4

108 10 0
                                    

Nicholas kilkukrotnie odwiedzał ich miejsce w nadziei, że ją tam spotka. Nie wiedział, że bywała tam codziennie. Wybrał złą porę na odwiedziny. Lily wychodziła z domu późnym wieczorem. Chciała uniknąć spotkania jakiegokolwiek znajomego. Nie miała ochoty nikogo widzieć. Im bliżej gwiazdki, tym bardziej miała ochotę zniknąć. Im bliżej gwiazdki tym jej smutek był coraz silniejszy, coraz bardziej widoczny. Rodzina i przyjaciele chcieli jej pomóc. Wiedzieli doskonale, że tylko on mógł to zrobić. Gdyby tylko pozwoliła bratu dokończyć mówić, gdy zaczynał temat Nicholasa. Dylan próbował codziennie. Wiedział, że nie ma szans. Zazwyczaj wychodziła lub wyrzucała go z pokoju, gdy uparcie mówił dalej.

- Cześć — chłopak przywitał się nie wiedząc czego może się spodziewać.

- Siadaj — rówieśnik kiwnął głową w stronę krzesła i obserwował jak ukochany jej siostry, wykonuje jego polecenie. Lubił go. Wiedział, że jest odpowiedni dla Lily. Na początku było inaczej. Nawet nie chciał widzieć go w jej pobliżu. Dlaczego zmienił zdanie? Zobaczył szczęście wymalowane na jej twarzy, gdy tylko on był w jej pobliżu.

- Miło Cię widzieć Nick — w końcu się uśmiechnął. Nick kiwnął głową w odpowiedzi i złożył zamówienie chwile po tym, gdy podeszła do nich kelnerka. Zauważył, że dziewczyna kokietowała jego towarzysza, jednak on chyba nawet tego nie dostrzegł. Nie reagował na jej trzepanie rzęsami i zalotny uśmiech.

- Ciebie również. Dobrze znów być w Londynie - brunet uśmiechnął się smutno — Co u Lily?

- Kiepsko — Dylan westchnął — Chyba nigdy nie wyleczy się z miłości do Ciebie. Im bliżej gwiazdki tym chodzi coraz bardziej struta. Całymi dniami siedzi w pokoju. Unika nawet Sophi — Nick słuchał go skupiony. Wiedział już, dlaczego nie spotkał jej na ulicach miasta. Chodził w miejsca, gdzie bywali, ale zawsze spotykało go rozczarowanie.

- Martwię się o nią Nick — na twarzy chłopaka widoczna była troska i zmęczenie — Wszyscy głowimy się jak możemy jej pomóc. Odmówiła terapii. Obawiam się, że tylko Ty jesteś w stanie uleczyć jej złamane serce. Nie, ja jestem tego pewny. Lily nigdy nie przestała Cię kochać. Nie wiem jaki czar na nią rzuciłeś, ale on jest tak samo silny, jak rok temu.

- To ona mnie oczarowała — wyszeptał blondyn — Wszystko wyglądałoby inaczej gdyby tylko pozwoliła mi o to zawalczyć. Dylan ona poddała się z chwilą, gdy wróciłem go Stanów.

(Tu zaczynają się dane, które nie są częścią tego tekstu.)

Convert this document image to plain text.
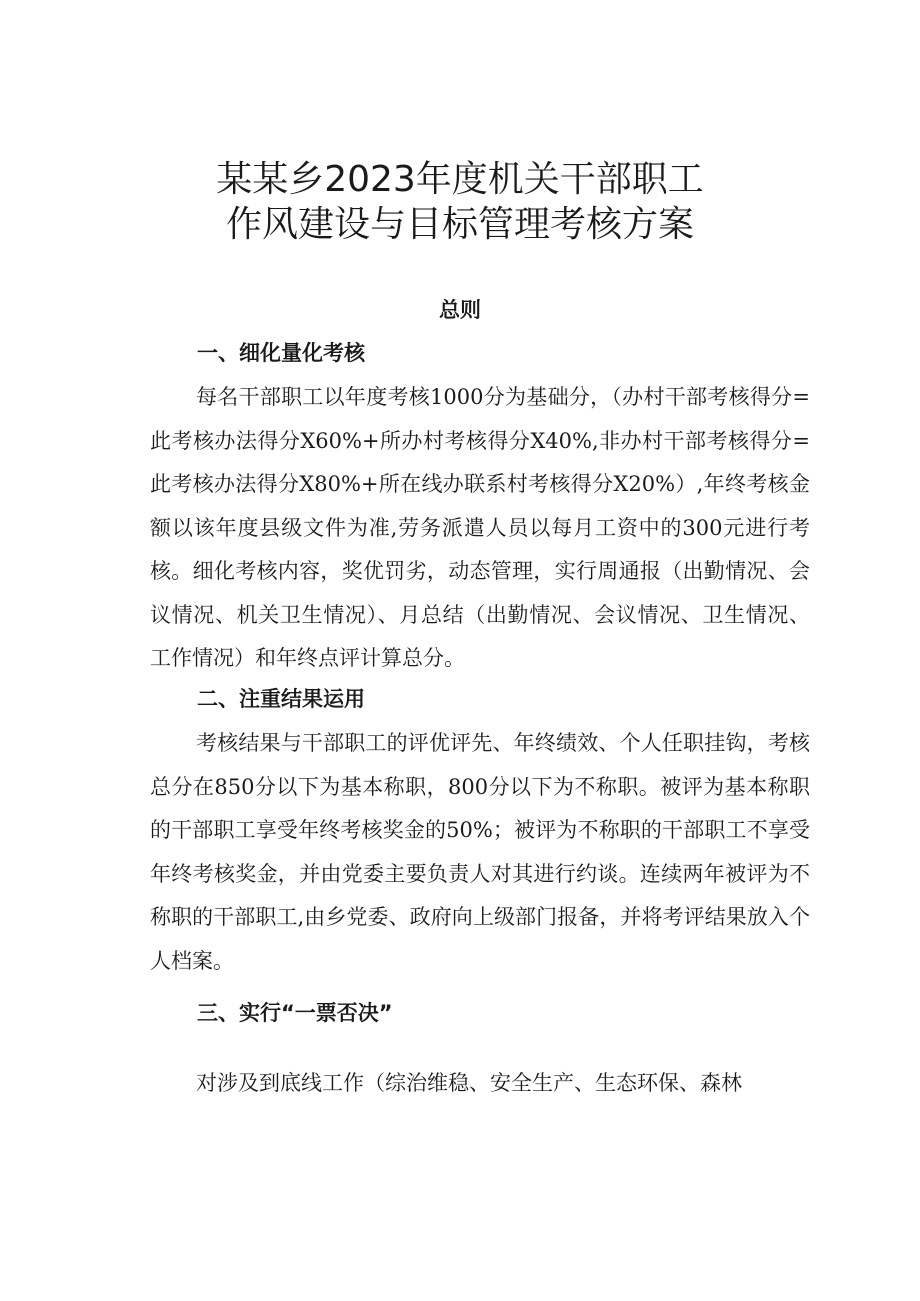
某某乡2023年度机关干部职工
作风建设与目标管理考核方案
总则
一、细化量化考核

每名干部职工以年度考核1000分为基础分，（办村干部考核得分=此考核办法得分X60%+所办村考核得分X40%,非办村干部考核得分=此考核办法得分X80%+所在线办联系村考核得分X20%）,年终考核金额以该年度县级文件为准,劳务派遣人员以每月工资中的300元进行考核。细化考核内容，奖优罚劣，动态管理，实行周通报（出勤情况、会议情况、机关卫生情况）、月总结（出勤情况、会议情况、卫生情况、工作情况）和年终点评计算总分。

二、注重结果运用

考核结果与干部职工的评优评先、年终绩效、个人任职挂钩，考核总分在850分以下为基本称职，800分以下为不称职。被评为基本称职的干部职工享受年终考核奖金的50%；被评为不称职的干部职工不享受年终考核奖金，并由党委主要负责人对其进行约谈。连续两年被评为不称职的干部职工,由乡党委、政府向上级部门报备，并将考评结果放入个人档案。

三、实行“一票否决”

对涉及到底线工作（综治维稳、安全生产、生态环保、森林
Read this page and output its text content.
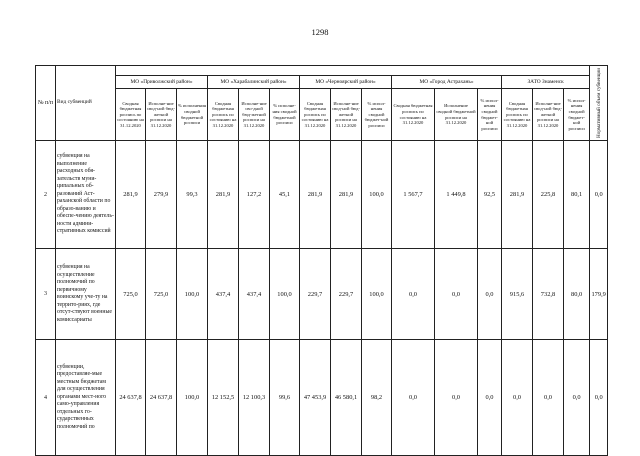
1298
№ п/п	Вид субвенций																Нормативный объем субвенции

		МО «Приволжский район»			МО «Харабалинский район»			МО «Черноярский район»			МО «Город Астрахань»			ЗАТО Знаменск			
		Сводная бюджетная роспись по состоянию на 31.12.2020	Исполне-ние свод-ной бюд-жетной росписи на 31.12.2020	% исполнения сводной бюджетной росписи	Сводная бюджетная роспись по состоянию на 31.12.2020	Исполне-ние сво-дной бюд-жетной росписи на 31.12.2020	% исполне-ния сводной бюджетной росписи	Сводная бюджетная роспись по состоянию на 31.12.2020	Исполне-ние свод-ной бюд-жетной росписи на 31.12.2020	% испол-нения сводной бюджет-ной росписи	Сводная бюджетная роспись по состоянию на 31.12.2020	Исполнение сводной бюджетной росписи на 31.12.2020	% испол-нения сводной бюджет-ной росписи	Сводная бюджетная роспись по состоянию на 31.12.2020	Исполне-ние свод-ной бюд-жетной росписи на 31.12.2020	% испол-нения сводной бюджет-ной росписи	
2	субвенция на выполнение расходных обя-зательств муни-ципальных об-разований Аст-раханской области по образо-ванию и обеспе-чению деятель-ности админи-стративных комиссий	281,9	279,9	99,3	281,9	127,2	45,1	281,9	281,9	100,0	1 567,7	1 449,8	92,5	281,9	225,8	80,1	0,0
3	субвенция на осуществление полномочий по первичному воинскому уче-ту на террито-риях, где отсут-ствуют военные комиссариаты	725,0	725,0	100,0	437,4	437,4	100,0	229,7	229,7	100,0	0,0	0,0	0,0	915,6	732,8	80,0	179,9
4	субвенции, предоставляе-мые местным бюджетам для осуществления органами мест-ного само-управления отдельных го-сударственных полномочий по	24 637,8	24 637,8	100,0	12 152,5	12 100,3	99,6	47 453,9	46 580,1	98,2	0,0	0,0	0,0	0,0	0,0	0,0	0,0
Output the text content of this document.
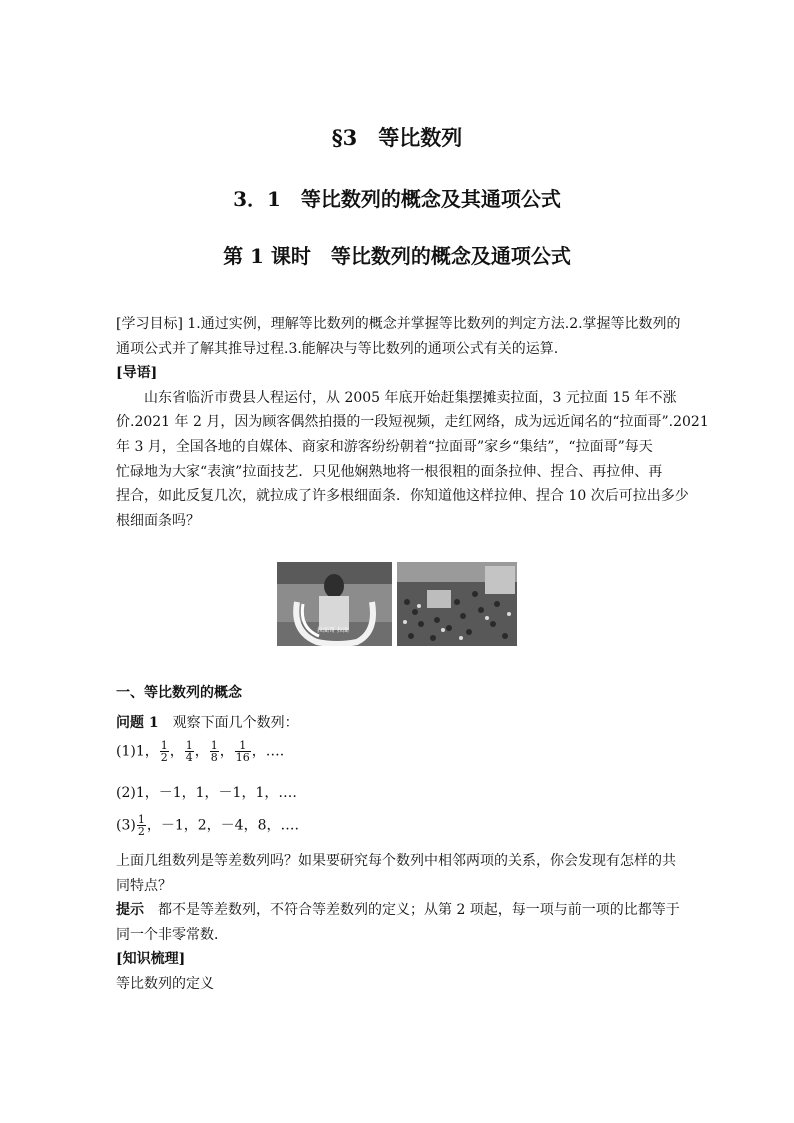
§3　等比数列
3．1　等比数列的概念及其通项公式
第 1 课时　等比数列的概念及通项公式
[学习目标] 1.通过实例，理解等比数列的概念并掌握等比数列的判定方法.2.掌握等比数列的
通项公式并了解其推导过程.3.能解决与等比数列的通项公式有关的运算.
[导语]
山东省临沂市费县人程运付，从 2005 年底开始赶集摆摊卖拉面，3 元拉面 15 年不涨
价.2021 年 2 月，因为顾客偶然拍摄的一段短视频，走红网络，成为远近闻名的“拉面哥”.2021
年 3 月，全国各地的自媒体、商家和游客纷纷朝着“拉面哥”家乡“集结”，“拉面哥”每天
忙碌地为大家“表演”拉面技艺．只见他娴熟地将一根很粗的面条拉伸、捏合、再拉伸、再
捏合，如此反复几次，就拉成了许多根细面条．你知道他这样拉伸、捏合 10 次后可拉出多少
根细面条吗？
拉面哥 拉面
一、等比数列的概念
问题 1　 观察下面几个数列：
(1)1， $\frac{1}{2}$ ， $\frac{1}{4}$ ， $\frac{1}{8}$ ， $\frac{1}{16}$ ，….
(2)1，－1，1，－1，1，….
$(3) \frac{1}{2}$ ，－1，2，－4，8，….
上面几组数列是等差数列吗？如果要研究每个数列中相邻两项的关系，你会发现有怎样的共
同特点？
提示　 都不是等差数列，不符合等差数列的定义；从第 2 项起，每一项与前一项的比都等于
同一个非零常数．
[知识梳理]
等比数列的定义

Już wtedy chciałem zostać tu dla niej, ale nie chciała nawet o tym słyszeć — Nick podziękował, gdy pojawiła się przed nim kawa. Upił kilka łyków parującego napoju.

- Chciałbym, żeby znów była moja — powiedział cicho po chwili. Dylan słyszał szczerość w jego głosie. Wiedział, że powinien im pomóc. Od jednego spotkania zależała ich przyszłość. Już nie chodziło tylko o jego siostrę. Musiał pomóc dwojgu kochających się ludzi. Nicholas wiedział, że potrzebuje cudu.

- Ona nigdy nie przestała być Twoją Nick — uśmiechnął się. Nigdy nie widział, żeby ktoś tak bardzo się kochał, jak oni — Mam pomysł — Dylan powiedział dość ostrożnie.

- Jeśli ma pomóc — Nick się ożywił. Miał nadzieję, że brat Lily okaże się cudem. Chciałby tak było. Nie mógł już znieść rozłąki z ukochaną mu dziewczyną. Jeśli nie potrafił o niej zapomnieć to powinien z nią być, prawda?